It’s a big scary world out there. Every day we hear about some atrocity that has happened at the hands of someone, or group of someones, who are evil. Shootings, hackings, abductions, scams… Thanks to frightening news, have all become skeptical, skittish and untrusting. We teach our kids to not talk to strangers, don’t get involved, don’t ever be alone, be aware of their surroundings, — basically don’t trust anyone they don’t know. And yet – we also tell them to be caring and charitable, be kind, and help those less fortunate. If I was a young person in today’s world, I’d be confused and ask “Well, which is it? What am I supposed to do?”
There was a great example of this paradox in a recent episode of Modern Family (one of my very favorite shows). The Dad, Phil, was approached by a man who he felt he should know, but didn’t recognize. The man greeted Phil warmly, and ended up asking Phil for taxi money to get home. Phil happily provided the man with cash. Phil’s son, Luke, told his dad that he was being naïve, and had just gotten scammed. Throughout the episode, Phil becomes more and more convinced that Luke is right, and they end up plotting revenge on this man. Of course, in true sitcom style, it is revealed that the man really did know them, and his request for help had been real.
As I laughed my way through the episode, I realized that our uncertainty in how to react in certain situations is very real. Especially as Real Women, we have to travel that fine line between being trusting and friendly, and putting ourselves in possible danger.
I fear the result is that we all end up putting blinders on, and plod through our days only interacting at very safe distances, and only with familiar faces. We become closed off, our invisible force fields up for protection. That is, until we have a moment when we realize there really are kind people still in the world.
Yesterday I was attempting to get my brother into a medical office building for an appointment. He is temporarily in a wheelchair, at least for lengthy distances. The entrance to the building did not have an automatic-open door, so there I was, a novice at wheelchair driving, trying to maneuver him through the doorway while holding open the door with my hip. I hit a threshold in the doorway, and could not get him up and over it. In my attempts to navigate this issue, I dropped the file folder of papers I had clutched under my arm, and sheets of paper started to blow all over the sidewalk. If I was on Modern Family, this would be funny. But this was real life, and it was stressful. As I left my brother sitting halfway through the doorway, I scrambled to gather my papers. I heard a kind older woman’s voice approach and say “oh, honey, let me help you.” This woman I think had been going into the bank next door, but saw my situation and didn’t even pause before coming over to help. By the time she had helped me scoop everything up, there was now a traffic jam in the doorway, of a woman with her two young children, and a gentleman in a suit, all trying to come or go. Again without hesitation, the woman held the door while the man helped me quite literally get my brother over the hump. Of course, those folks may have simply pitched in because we were blocking their way… but no matter the reason, rather than curse at me, or ignore me and not get involved, they took literally less than 60 seconds out of their day to help someone who was struggling: me. I thanked them all profusely. I’m fairly certain that 5 minutes later, they had all forgotten the incident….but I’m still thinking about them, and their kindness, 24 hours later.
This has made me consider the other interactions we each have, or could possibly have, with strangers in our lives… and how good it can feel to make those interactions positive ones. Simple acts like holding a door for someone, smiling and thanking some one, sharing a laugh, or giving a compliment – all tiny little things that can make someone’s day, and our own, just a bit brighter.

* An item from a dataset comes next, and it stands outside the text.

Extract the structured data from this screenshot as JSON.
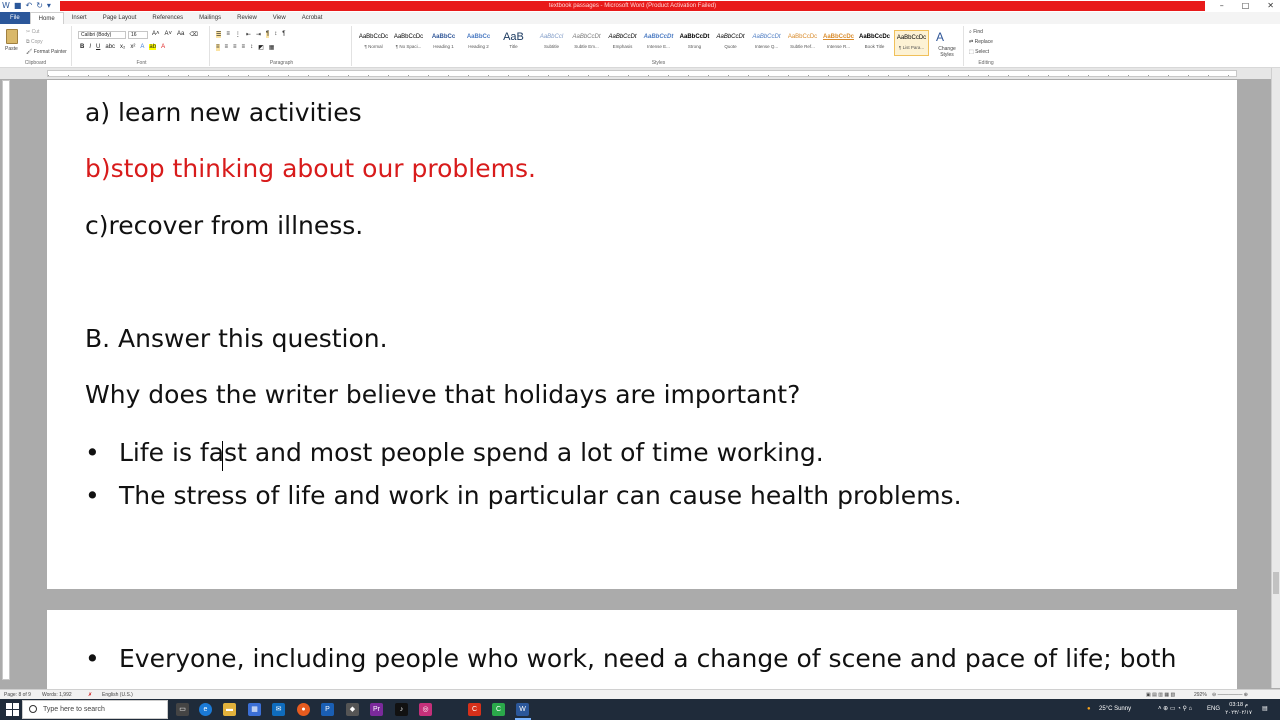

Will I start walking down dark alleys late at night in search of a stranger to be kind to? No. Do I still get nervous sending my teen son into a situation on his own? Yes. Are their parts of the world I believe we should avoid visiting due to unrest and danger? Of course. But I think our internal struggles between paranoia and skepticism, and faith and openness, need some balance. Rather than hiding behind blinders and turning the other way, once in a while we should look up, and out, smile and extend a hand. And maybe, just maybe, trust a little bit more.
The Minister at my church often gives us a great send off, reminding us that: Life is short. We don’t have much time to gladden the hearts of others. So be swift to love and make haste to be kind.
Perhaps we can start to see parts of this world that aren’t so scary after all.